A "March 2, 2006 Agricultural Applicability Statement" is included as part of the Agricultural Definition Settlement. The Settling Parties propose that Section A of that statement would replace each of the current agricultural tariff applicability statements. Section A reads as follows:
1. A customer will be served under this schedule if 70% or more of the annual energy use on the meter is for agricultural end-uses. Agricultural end-uses consist of:
(a) growing crops,
(b) raising livestock,
(c) pumping water for irrigation of crops, or
(d) other uses which involve production for sale.
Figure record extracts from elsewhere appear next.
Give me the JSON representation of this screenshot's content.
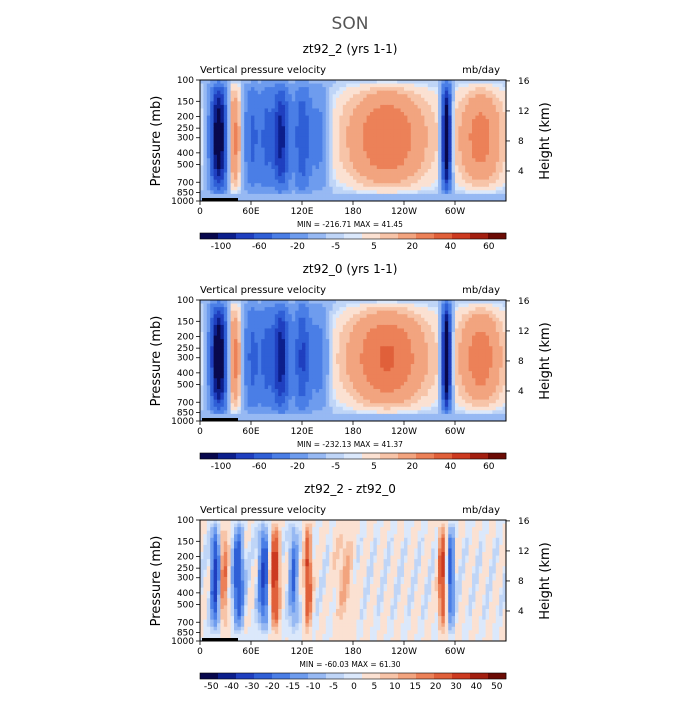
{
  "figure": {
    "title": "SON"
  },
  "chart_data": [
    {
      "type": "heatmap",
      "title": "zt92_2 (yrs 1-1)",
      "left_label": "Vertical pressure velocity",
      "right_label": "mb/day",
      "ylabel": "Pressure (mb)",
      "y2label": "Height (km)",
      "x_ticks": [
        "0",
        "60E",
        "120E",
        "180",
        "120W",
        "60W"
      ],
      "y_ticks": [
        "100",
        "150",
        "200",
        "250",
        "300",
        "400",
        "500",
        "700",
        "850",
        "1000"
      ],
      "y2_ticks": [
        "16",
        "12",
        "8",
        "4"
      ],
      "stats": "MIN = -216.71   MAX =  41.45",
      "colorbar_labels": [
        "-100",
        "-60",
        "-20",
        "-5",
        "5",
        "20",
        "40",
        "60"
      ],
      "min": -216.71,
      "max": 41.45
    },
    {
      "type": "heatmap",
      "title": "zt92_0 (yrs 1-1)",
      "left_label": "Vertical pressure velocity",
      "right_label": "mb/day",
      "ylabel": "Pressure (mb)",
      "y2label": "Height (km)",
      "x_ticks": [
        "0",
        "60E",
        "120E",
        "180",
        "120W",
        "60W"
      ],
      "y_ticks": [
        "100",
        "150",
        "200",
        "250",
        "300",
        "400",
        "500",
        "700",
        "850",
        "1000"
      ],
      "y2_ticks": [
        "16",
        "12",
        "8",
        "4"
      ],
      "stats": "MIN = -232.13   MAX =  41.37",
      "colorbar_labels": [
        "-100",
        "-60",
        "-20",
        "-5",
        "5",
        "20",
        "40",
        "60"
      ],
      "min": -232.13,
      "max": 41.37
    },
    {
      "type": "heatmap",
      "title": "zt92_2 - zt92_0",
      "left_label": "Vertical pressure velocity",
      "right_label": "mb/day",
      "ylabel": "Pressure (mb)",
      "y2label": "Height (km)",
      "x_ticks": [
        "0",
        "60E",
        "120E",
        "180",
        "120W",
        "60W"
      ],
      "y_ticks": [
        "100",
        "150",
        "200",
        "250",
        "300",
        "400",
        "500",
        "700",
        "850",
        "1000"
      ],
      "y2_ticks": [
        "16",
        "12",
        "8",
        "4"
      ],
      "stats": "MIN = -60.03   MAX =  61.30",
      "colorbar_labels": [
        "-50",
        "-40",
        "-30",
        "-20",
        "-15",
        "-10",
        "-5",
        "0",
        "5",
        "10",
        "15",
        "20",
        "30",
        "40",
        "50"
      ],
      "min": -60.03,
      "max": 61.3
    }
  ],
  "colors": {
    "cb_main": [
      "#08084d",
      "#0c1f8c",
      "#1f3fbf",
      "#2f5fd6",
      "#4a7ee6",
      "#6e9cee",
      "#97b9f3",
      "#bfd5f7",
      "#dbe8fb",
      "#fbe1d2",
      "#f7c4a8",
      "#f2a47f",
      "#ec8158",
      "#e0603a",
      "#cc3a20",
      "#a31f10",
      "#6b0b05"
    ],
    "cb_diff": [
      "#08084d",
      "#0c1f8c",
      "#1f3fbf",
      "#2f5fd6",
      "#4a7ee6",
      "#6e9cee",
      "#97b9f3",
      "#bfd5f7",
      "#dbe8fb",
      "#fbe1d2",
      "#f7c4a8",
      "#f2a47f",
      "#ec8158",
      "#e0603a",
      "#cc3a20",
      "#a31f10",
      "#6b0b05"
    ]
  }
}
2. Only agricultural end-uses performed prior to the First Sale of the agricultural product are agricultural end-uses under this criteria, except for the following activities, which are also agricultural end-uses under this criteria: (a) packing and packaging of the agricultural products following the First Sale and before any subsequent sale, and (b) agricultural end-uses by nonprofit cooperatives.*
3. None of the above activities may process the agricultural product. Residential dwelling, office, and retail usage are not agricultural end-uses.
4. Rule 1 specifies additional activities and meters that will also be served on agricultural rates, and guidelines through the following sections: (B) Other Activities and Meters Also Served on Agricultural Rates, (C) Specific Applications of the March 2, 2006 Applicability Criteria, and (D) Guidelines for Applying the Applicability Criteria.
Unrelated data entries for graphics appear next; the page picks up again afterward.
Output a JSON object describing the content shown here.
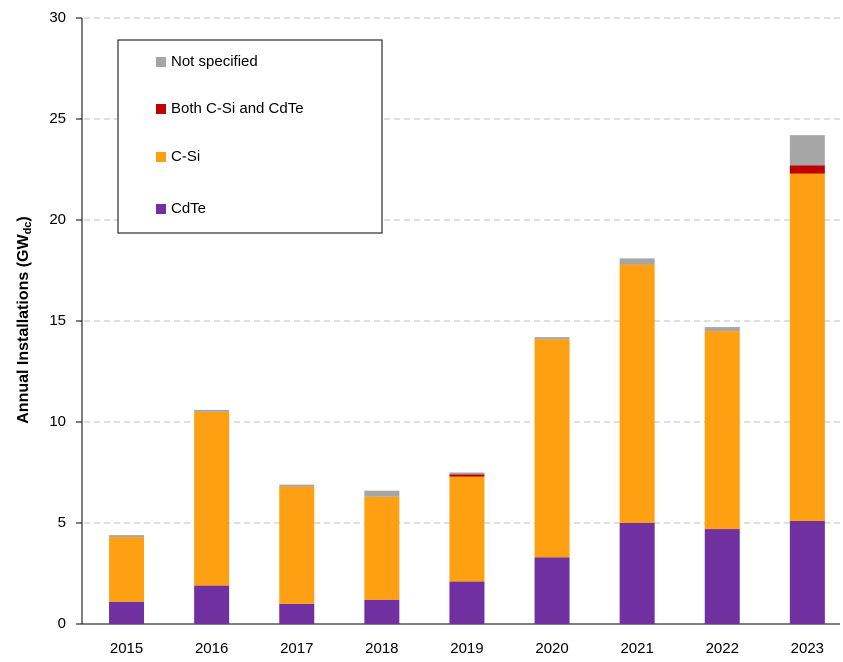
{
  "chart_data": {
    "type": "stacked_bar",
    "ylabel_parts": [
      "Annual Installations (GW",
      "dc",
      ")"
    ],
    "categories": [
      "2015",
      "2016",
      "2017",
      "2018",
      "2019",
      "2020",
      "2021",
      "2022",
      "2023"
    ],
    "series": [
      {
        "name": "CdTe",
        "color": "#7030a0",
        "values": [
          1.1,
          1.9,
          1.0,
          1.2,
          2.1,
          3.3,
          5.0,
          4.7,
          5.1
        ]
      },
      {
        "name": "C-Si",
        "color": "#ffa013",
        "values": [
          3.2,
          8.6,
          5.8,
          5.1,
          5.2,
          10.8,
          12.8,
          9.8,
          17.2
        ]
      },
      {
        "name": "Both C-Si and CdTe",
        "color": "#c00000",
        "values": [
          0,
          0,
          0,
          0,
          0.1,
          0,
          0,
          0,
          0.4
        ]
      },
      {
        "name": "Not specified",
        "color": "#a6a6a6",
        "values": [
          0.1,
          0.1,
          0.1,
          0.3,
          0.1,
          0.1,
          0.3,
          0.2,
          1.5
        ]
      }
    ],
    "ylim": [
      0,
      30
    ],
    "yticks": [
      0,
      5,
      10,
      15,
      20,
      25,
      30
    ],
    "grid": true,
    "legend": "upper left"
  }
}
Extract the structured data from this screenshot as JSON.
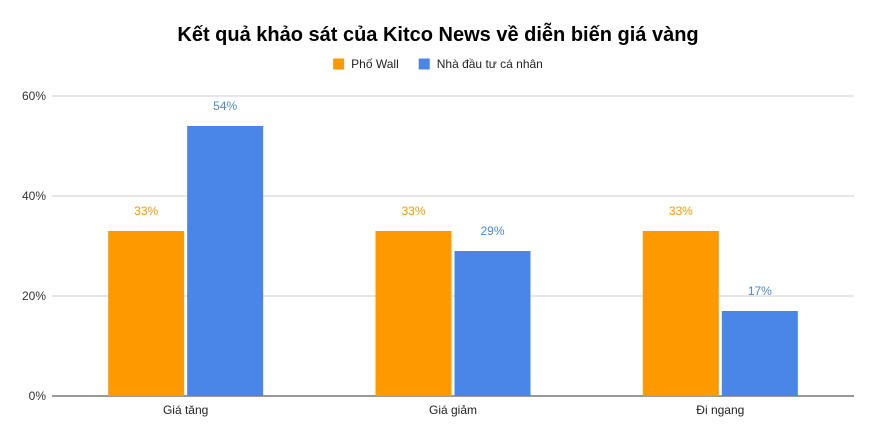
{
  "chart_data": {
    "type": "bar",
    "title": "Kết quả khảo sát của Kitco News về diễn biến giá vàng",
    "categories": [
      "Giá tăng",
      "Giá giảm",
      "Đi ngang"
    ],
    "series": [
      {
        "name": "Phố Wall",
        "color": "#ff9900",
        "values": [
          33,
          33,
          33
        ],
        "labels": [
          "33%",
          "33%",
          "33%"
        ]
      },
      {
        "name": "Nhà đầu tư cá nhân",
        "color": "#4a86e8",
        "values": [
          54,
          29,
          17
        ],
        "labels": [
          "54%",
          "29%",
          "17%"
        ]
      }
    ],
    "ylim": [
      0,
      60
    ],
    "yticks": [
      0,
      20,
      40,
      60
    ],
    "ytick_labels": [
      "0%",
      "20%",
      "40%",
      "60%"
    ],
    "grid": true,
    "legend_position": "top-center",
    "xlabel": "",
    "ylabel": ""
  }
}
* Guidelines for interpreting this applicability statement are set forthwith in Section D.
The Settling Parties propose that the entire applicability statement,7 which includes Sections A through E, be included as a Rule 1 definition in its electric tariffs.
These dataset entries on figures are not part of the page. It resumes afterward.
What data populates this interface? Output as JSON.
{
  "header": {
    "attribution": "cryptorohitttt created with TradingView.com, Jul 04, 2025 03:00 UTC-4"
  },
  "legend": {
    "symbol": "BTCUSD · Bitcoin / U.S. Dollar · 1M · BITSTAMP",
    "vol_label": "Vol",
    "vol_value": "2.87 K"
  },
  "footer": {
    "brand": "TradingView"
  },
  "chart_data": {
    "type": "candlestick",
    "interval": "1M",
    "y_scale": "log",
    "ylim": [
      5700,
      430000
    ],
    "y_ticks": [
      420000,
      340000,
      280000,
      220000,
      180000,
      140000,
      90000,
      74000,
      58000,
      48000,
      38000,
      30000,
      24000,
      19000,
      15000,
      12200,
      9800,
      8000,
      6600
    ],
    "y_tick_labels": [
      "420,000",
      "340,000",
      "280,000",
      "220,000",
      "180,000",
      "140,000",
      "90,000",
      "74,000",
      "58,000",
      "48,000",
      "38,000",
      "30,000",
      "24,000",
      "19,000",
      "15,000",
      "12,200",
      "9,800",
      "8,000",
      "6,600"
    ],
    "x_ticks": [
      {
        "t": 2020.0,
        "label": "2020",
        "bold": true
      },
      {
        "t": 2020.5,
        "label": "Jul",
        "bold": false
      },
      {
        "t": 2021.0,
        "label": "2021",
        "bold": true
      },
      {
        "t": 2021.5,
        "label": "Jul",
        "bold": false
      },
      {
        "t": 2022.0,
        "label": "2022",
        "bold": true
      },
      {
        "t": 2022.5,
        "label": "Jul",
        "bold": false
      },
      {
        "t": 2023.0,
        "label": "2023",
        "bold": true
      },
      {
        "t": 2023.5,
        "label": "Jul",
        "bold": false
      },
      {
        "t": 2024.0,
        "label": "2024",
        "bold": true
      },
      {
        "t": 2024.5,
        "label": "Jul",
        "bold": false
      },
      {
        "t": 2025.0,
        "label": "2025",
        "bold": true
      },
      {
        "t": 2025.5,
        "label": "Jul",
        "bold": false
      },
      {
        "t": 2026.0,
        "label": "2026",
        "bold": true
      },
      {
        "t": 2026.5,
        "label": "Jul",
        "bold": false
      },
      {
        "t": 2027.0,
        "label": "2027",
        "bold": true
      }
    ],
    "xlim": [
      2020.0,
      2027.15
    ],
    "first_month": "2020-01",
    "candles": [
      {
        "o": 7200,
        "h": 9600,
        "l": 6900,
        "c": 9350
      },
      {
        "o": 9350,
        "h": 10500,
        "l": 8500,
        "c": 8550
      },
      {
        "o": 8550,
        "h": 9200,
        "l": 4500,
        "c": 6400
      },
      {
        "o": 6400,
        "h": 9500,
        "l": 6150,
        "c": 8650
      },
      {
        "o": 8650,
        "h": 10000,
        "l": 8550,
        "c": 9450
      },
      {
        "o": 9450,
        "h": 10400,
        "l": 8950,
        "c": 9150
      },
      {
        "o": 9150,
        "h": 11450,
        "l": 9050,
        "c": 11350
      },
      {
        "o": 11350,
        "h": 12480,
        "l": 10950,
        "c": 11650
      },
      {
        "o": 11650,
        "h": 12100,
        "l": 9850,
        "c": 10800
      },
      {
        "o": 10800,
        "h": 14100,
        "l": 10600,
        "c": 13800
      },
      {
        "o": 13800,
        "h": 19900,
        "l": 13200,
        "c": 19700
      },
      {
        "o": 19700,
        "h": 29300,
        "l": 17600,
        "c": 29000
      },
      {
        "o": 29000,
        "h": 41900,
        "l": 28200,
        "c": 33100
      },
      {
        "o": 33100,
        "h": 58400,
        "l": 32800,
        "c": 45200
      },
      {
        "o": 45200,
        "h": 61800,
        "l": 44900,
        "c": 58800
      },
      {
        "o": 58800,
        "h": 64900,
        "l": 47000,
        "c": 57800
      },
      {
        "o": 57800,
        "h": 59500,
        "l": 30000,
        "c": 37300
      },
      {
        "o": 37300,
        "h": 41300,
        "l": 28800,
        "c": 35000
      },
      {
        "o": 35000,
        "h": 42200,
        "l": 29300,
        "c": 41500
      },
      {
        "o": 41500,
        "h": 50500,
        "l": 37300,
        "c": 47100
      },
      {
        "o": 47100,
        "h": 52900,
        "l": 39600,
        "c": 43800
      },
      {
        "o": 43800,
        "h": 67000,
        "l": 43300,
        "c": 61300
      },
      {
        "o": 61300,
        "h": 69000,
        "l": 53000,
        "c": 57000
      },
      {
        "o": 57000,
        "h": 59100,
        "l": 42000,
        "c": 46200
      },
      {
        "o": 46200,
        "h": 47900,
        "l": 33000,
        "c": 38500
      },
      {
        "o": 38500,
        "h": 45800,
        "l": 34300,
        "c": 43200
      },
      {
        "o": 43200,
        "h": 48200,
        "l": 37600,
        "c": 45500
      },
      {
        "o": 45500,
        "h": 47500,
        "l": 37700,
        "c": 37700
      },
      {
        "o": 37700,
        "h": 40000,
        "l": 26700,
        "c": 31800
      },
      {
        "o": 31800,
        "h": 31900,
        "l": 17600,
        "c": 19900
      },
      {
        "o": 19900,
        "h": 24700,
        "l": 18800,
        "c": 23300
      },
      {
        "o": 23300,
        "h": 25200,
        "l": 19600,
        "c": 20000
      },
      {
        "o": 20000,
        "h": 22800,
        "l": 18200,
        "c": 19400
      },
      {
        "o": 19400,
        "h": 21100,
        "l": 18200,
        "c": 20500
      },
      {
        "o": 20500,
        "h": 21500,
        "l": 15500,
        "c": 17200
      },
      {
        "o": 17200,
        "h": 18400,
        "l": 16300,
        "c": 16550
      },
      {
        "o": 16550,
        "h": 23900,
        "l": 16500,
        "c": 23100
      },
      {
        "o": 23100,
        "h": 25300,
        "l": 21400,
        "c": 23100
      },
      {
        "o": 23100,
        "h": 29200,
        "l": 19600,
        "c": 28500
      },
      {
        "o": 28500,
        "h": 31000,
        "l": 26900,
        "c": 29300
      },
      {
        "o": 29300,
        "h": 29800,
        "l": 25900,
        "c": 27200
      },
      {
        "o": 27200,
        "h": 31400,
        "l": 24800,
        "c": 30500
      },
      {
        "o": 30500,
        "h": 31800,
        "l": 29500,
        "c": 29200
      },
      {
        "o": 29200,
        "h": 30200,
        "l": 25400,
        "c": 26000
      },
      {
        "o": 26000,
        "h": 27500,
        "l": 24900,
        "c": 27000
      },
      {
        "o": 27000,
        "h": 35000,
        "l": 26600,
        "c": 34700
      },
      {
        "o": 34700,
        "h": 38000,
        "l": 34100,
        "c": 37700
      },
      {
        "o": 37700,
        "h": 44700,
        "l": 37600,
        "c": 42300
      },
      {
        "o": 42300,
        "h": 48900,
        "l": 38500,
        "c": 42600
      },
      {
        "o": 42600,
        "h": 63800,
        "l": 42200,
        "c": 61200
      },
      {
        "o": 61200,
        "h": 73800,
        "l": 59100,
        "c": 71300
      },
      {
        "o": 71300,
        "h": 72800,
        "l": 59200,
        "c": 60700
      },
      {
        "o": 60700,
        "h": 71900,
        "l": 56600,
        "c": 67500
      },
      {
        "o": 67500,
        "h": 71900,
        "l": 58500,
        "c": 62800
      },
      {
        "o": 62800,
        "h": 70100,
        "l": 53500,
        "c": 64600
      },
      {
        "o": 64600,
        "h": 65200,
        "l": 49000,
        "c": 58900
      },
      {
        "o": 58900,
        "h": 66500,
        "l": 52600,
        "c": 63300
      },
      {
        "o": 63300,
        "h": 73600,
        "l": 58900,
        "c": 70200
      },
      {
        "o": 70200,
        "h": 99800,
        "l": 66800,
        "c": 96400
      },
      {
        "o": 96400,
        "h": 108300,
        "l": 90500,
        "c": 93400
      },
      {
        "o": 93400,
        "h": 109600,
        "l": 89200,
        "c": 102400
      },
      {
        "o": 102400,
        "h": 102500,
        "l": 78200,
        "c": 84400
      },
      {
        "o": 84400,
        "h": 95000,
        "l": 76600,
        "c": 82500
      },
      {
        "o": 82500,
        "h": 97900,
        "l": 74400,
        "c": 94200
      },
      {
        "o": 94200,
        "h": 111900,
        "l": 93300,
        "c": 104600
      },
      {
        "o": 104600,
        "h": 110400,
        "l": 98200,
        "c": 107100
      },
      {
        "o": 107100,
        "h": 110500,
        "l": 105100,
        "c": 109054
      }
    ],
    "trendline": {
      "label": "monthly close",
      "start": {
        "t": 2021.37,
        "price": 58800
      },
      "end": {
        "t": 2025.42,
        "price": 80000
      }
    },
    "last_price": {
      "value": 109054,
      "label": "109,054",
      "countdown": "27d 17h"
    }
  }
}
Section B includes grandfathering provisions whereby specific activities previously determined in Commission decisions to be agricultural end-uses will continue to be considered agricultural end-uses.8 Certain similar activities, most of which were previously determined by PG&E to be agricultural end-uses, will also be considered agricultural end uses going forward.9 Section B also provides for meters that are on agricultural rates prior to March 2, 2006 remaining on agricultural rates providing (1) energy usage on the meter continues to meet the Applicability Statement in effect at that time, and (2) metered usage remains, without interruption, in the name of the present account holder.10
For clarification purposes, especially as to the processing of agricultural products (Section A.2.), Section C specifies numerous activities that are, and are not, agricultural end-uses.
Section D contains guidelines for applying the applicability criteria. Definitions and requirements related to production for sale, packing and packaging, nonprofit cooperatives, "First Sale," processing, processing operation, agricultural product, and harvest operation are specified.
Section E clarifies which applicability statement (current or proposed) would be applicable in determining the specified Tariff Rule 17.1 adjustments, in the pre- and post- March 2, 2006 time periods.
Regarding the grandfathering provisions, customers who have been on PG&E's agricultural rate schedules prior to March 2, 2006 will be grandfathered onto the existing agricultural applicability criteria (i.e., be allowed to remain on agricultural rates even if they do not qualify under the proposed settlement criteria). In addition, customers who filed formal CPUC complaints prior to March 2, 2006 that have not yet been decided and who are subsequently successful, will also be grandfathered. Customers who seek agricultural rates and/or file formal complaints on or after March 2, 2006 will not be subject to grandfathering.
Customers who apply for PG&E service and who are placed on agricultural rates on or after March 2, 2006 and prior to the effective date of this decision will have been notified that their status as agricultural customers is potentially subject to change and they may therefore only be agricultural customers on an interim basis. All adjustments of rate applicability for the interim customers will be consistent with this decision and will be prospective from the effective date of this decision. The Settling Parties believe that this interim treatment was required to ensure that there would be no perverse incentives to commence litigation to fit within the grandfathered customer classification.
7 A copy of the entire Agricultural Definition Settlement, including the Agricultural Applicability Statement, is contained in Appendix B.
8 These activities include milk processing, cotton ginning, almond hulling and shelling, and a feed mill integral to the operation of an agricultural end-use.
9 These similar activities include sun-dried raisin packing, pistachio hulling and shelling, rice drying, hulling and milling necessary to produce white rice, and packing of brown and white rice, but no grinding, crushing, parboiling, cooking, or gelatinizing of rice.
10 For transfers of ownership, specific exceptions (e.g., lineal descendents) for remaining on agricultural rates are included.